There was a pause. At last Sochil swept her arm at the land. “I see you destitute, fine she’pan with your elegant robes. I see you with no land, no Kel, no Kath, no Sen. Two kel’ein, and nothing more. But you will take my children and give them a house.”
“I shall.”
“This,” said Sochil, stabbing a gesture at Duncan, “is
this
called of the People where you have been? Is this the reward of my Kel when it defeats your kel’anth? What is this that you bring to us, dressed in a kel’en’s robes? Let us see its face.”
Niun’s hand went to his belt, warning.
“You demean yourself,” Melein said. “And all this is without point, she’pan. I have told you what I want and what I will do. I will settle your people in a house, either half or all, as you will. And I will go and take clan after
clan, until I have all. I am she’pan of the People, and I will have your children, half now, all later. But if you will give half, I will take them and withdraw challenge.”
“It cannot be done. The high plains cities have no water. Stranger-she’pan, you are mad. You do not understand. We cannot build; we cannot take the elee way. We are enough for the land, and it for us. You will kill us.”
“Ask An-ehon that was your teacher, Sochil, and learn that it is possible.”
“You dream. Daughter of my ancestors, you dream.”
“No,” said Melein. “Mother of the ja’anom, you are a bad dream that the People have dreamed, and I will make a house for your children.”

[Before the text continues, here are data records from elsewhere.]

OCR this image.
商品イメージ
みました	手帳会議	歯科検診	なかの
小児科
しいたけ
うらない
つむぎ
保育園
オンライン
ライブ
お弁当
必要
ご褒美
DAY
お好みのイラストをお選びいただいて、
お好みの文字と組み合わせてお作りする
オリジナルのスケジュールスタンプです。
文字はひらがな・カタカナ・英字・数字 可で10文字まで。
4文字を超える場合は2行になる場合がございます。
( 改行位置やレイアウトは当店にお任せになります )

“You will kill them. I will not let you have them.”
“Will you divide, she’pan, or will you challenge?”
There were tears in Sochil’s eyes, that ran down and dampened her veil. She looked on Niun fearfully, and on Melein again. “He is very young. You are both very young, and in strange company. The gods know that you do not know what you are doing. How can I divide my children?—She’pan, they are terrified of you.”
“Answer.”
Sochil’s head went back. Her glistening eyes nictitated and shed their tears, and she turned her back and stalked off.
Her people stood silent. They might have done something, Duncan thought, might have shown her support. But Melein would claim them; they would remain Sochil’s only if Sochil would return challenge.
Sochil stopped in her retreat, among the ranks of her Kel, turned suddenly. “
A’ani!
” she cried. It was challenge.
Melein turned to Niun, and carefully he shed the belt of the
zahen’ein,
handed the modern weapons to Duncan; then with a bow to Melein, he turned and walked forward.
Likewise did Merai s’Elil.
Duncan stood still, the belt a weight in his hands. Melein laid her hand on his sleeve. “Kel Duncan: you
understand . . . you must not interfere.”
And she veiled herself and walked away through the enemy kel’ein, and likewise did Sochil, in her wake. The wall of kel’ein reformed behind them.
There was silence, save for the whistling of the wind.
In the center of the circle and Niun and Merai took up their positions, facing one another at fencers’ distance and a half. Each gathered a handful of sand and cast it on the wind.
Then the
av’ein-kel,
the great-swords, whispered from sheaths.
A pass, in which they exchanged position; the blades flashed, rang lightly against each other, rested. A second pass: and kel Merai stopped, and seemed simply to forget where he was; and fell. The blade had not seemed to touch him.
But darkness spread over the sand beneath him.